Georges Charpak, le passeur de sciences

La communauté scientifique, et particulièrement la physique des particules, est en deuil aujourd'hui.

Georges Charpak était un esprit novateur et humaniste. Il a apporté une immense contribution à la recherche en France et dans le monde » tient à souligner Alain Fuchs, président du CNRS. « Ses travaux ont révolutionné la physique subatomique et ouvert la voie à l'ère du numérique. Son invention des chambres à fils, qui lui a valu le prix Nobel en 1992, est à l'origine des détecteurs utilisés aujourd'hui en physique fondamentale, sans laquelle nombre de découvertes n'auraient pas pu être effectuées. Elle est aussi à la source d'applications et de progrès majeurs, notamment dans le domaine de l'imagerie médicale, la radiographie, la médecine et la biologie ».

Né à Dobrovica (ville ukrainienne alors polonaise), arrivé en France à l'âge de sept ans Georges Charpak était devenu citoyen français en 1946. Dès 1941, il avait rejoint la Résistance.
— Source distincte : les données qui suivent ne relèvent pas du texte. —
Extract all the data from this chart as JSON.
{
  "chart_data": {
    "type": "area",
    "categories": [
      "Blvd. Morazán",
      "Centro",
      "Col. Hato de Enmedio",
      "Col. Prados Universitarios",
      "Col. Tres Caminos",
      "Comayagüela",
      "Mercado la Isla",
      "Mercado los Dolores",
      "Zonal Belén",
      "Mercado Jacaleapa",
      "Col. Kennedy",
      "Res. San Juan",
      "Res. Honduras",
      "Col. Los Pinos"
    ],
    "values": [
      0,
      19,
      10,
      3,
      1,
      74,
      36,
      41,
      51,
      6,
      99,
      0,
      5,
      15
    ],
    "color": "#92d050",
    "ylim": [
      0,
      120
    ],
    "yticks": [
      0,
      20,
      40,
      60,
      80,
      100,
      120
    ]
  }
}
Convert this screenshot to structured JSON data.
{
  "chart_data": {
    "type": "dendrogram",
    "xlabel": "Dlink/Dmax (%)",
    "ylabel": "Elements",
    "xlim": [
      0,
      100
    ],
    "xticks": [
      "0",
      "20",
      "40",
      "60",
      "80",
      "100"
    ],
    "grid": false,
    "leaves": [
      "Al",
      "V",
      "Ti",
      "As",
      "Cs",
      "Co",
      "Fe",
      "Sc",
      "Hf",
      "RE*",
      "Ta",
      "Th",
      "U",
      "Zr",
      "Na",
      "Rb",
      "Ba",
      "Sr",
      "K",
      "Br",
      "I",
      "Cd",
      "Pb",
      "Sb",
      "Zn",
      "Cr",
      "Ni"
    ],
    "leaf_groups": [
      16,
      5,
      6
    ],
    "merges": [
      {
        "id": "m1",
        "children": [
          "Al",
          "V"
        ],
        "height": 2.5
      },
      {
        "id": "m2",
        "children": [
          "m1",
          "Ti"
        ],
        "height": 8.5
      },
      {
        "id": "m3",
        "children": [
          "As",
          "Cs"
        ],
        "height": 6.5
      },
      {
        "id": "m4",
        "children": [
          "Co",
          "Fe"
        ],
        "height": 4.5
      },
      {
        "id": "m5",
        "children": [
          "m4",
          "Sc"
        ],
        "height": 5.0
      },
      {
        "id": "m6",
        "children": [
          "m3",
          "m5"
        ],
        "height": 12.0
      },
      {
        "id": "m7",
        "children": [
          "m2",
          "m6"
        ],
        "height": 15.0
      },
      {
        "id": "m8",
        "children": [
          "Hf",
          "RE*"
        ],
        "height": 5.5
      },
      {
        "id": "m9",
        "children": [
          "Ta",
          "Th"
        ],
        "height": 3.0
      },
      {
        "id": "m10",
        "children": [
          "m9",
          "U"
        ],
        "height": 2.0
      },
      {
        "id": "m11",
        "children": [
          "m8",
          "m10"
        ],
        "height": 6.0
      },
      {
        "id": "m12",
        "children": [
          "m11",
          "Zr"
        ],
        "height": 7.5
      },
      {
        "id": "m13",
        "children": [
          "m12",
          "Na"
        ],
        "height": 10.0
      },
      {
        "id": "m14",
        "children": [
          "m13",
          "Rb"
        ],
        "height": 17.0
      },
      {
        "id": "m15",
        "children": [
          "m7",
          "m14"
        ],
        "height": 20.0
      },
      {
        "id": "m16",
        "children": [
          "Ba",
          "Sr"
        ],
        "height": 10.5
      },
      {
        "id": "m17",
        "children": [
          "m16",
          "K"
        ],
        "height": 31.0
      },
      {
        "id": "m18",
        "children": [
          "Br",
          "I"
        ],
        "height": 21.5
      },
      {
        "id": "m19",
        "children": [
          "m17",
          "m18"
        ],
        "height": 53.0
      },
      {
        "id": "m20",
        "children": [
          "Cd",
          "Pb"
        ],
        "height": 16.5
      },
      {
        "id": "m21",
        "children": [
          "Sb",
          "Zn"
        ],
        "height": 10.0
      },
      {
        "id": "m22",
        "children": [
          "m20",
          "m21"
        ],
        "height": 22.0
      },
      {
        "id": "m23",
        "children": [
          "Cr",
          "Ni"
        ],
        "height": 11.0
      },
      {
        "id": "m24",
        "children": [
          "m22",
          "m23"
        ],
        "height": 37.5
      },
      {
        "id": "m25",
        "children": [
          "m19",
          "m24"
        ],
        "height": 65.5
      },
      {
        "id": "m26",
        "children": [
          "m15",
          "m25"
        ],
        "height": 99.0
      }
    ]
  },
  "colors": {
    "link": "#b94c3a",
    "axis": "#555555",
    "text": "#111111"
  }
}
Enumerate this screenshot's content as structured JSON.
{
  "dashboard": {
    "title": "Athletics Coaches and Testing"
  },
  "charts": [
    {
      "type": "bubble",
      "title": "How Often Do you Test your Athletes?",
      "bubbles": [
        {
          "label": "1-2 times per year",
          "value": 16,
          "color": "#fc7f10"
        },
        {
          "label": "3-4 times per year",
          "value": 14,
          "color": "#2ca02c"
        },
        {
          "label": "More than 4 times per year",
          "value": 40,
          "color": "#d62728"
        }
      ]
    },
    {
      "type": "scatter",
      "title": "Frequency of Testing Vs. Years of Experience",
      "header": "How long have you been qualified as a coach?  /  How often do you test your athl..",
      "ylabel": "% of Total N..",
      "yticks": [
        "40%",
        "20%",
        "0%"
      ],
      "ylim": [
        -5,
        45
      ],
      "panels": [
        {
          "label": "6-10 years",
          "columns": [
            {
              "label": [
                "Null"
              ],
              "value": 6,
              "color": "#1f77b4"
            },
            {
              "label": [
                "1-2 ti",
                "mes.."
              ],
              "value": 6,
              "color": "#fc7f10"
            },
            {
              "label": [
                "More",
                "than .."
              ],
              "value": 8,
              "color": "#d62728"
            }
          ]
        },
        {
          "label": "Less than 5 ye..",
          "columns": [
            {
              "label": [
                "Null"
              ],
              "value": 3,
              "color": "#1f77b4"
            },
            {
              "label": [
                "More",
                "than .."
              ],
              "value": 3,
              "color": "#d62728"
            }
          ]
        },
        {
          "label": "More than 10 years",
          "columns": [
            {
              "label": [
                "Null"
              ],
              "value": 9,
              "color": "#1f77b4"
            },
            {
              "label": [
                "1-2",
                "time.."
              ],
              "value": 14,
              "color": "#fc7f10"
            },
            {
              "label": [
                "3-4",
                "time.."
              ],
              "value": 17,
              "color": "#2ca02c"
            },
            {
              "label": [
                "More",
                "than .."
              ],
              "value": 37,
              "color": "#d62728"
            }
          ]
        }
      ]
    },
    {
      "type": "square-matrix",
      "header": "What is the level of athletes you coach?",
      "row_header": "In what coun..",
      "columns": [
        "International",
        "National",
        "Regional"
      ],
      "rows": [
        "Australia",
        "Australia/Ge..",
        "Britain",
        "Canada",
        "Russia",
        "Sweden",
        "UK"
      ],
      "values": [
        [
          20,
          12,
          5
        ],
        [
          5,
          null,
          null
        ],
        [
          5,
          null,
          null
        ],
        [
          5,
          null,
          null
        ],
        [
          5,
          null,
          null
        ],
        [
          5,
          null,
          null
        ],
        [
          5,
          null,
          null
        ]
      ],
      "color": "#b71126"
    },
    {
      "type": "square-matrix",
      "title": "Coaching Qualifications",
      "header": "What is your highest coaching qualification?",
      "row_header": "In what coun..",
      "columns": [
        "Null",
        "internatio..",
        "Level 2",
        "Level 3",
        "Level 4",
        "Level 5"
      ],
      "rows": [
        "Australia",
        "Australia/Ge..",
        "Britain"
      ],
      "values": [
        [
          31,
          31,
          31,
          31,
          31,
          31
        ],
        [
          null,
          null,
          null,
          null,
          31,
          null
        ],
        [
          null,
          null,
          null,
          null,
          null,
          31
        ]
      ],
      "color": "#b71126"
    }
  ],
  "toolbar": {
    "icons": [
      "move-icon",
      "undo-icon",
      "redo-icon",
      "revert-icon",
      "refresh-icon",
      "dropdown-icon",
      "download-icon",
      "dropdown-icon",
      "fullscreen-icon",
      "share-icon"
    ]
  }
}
En 1943, il avait été interné à la prison Centrale d'Eysses, puis déporté au camp de concentration de Dachau.

D'abord spécialiste de physique nucléaire, Georges Charpak s'était rapidement consacré à la physique des particules et avait reçu la plus prestigieuse des distinctions pour l'invention et le développement de détecteurs de particules, le Prix Nobel de Physique.

Ancien élève de l'École des Mines de Paris (1948), docteur ès sciences (1955), il entre en 1948 au CNRS comme chercheur dans le laboratoire de physique nucléaire du Collège de France, dirigé par Frédéric Joliot. Maitre de recherche au CNRS en 1959, il rejoint le Centre Européen de Recherche Nucléaire (CERN) de Genève où il est reste comme physicien permanent de 1963 à 1989. Le CERN lui a d'ailleurs consacré sa première page et une série de dossiers/vidéos/hommages.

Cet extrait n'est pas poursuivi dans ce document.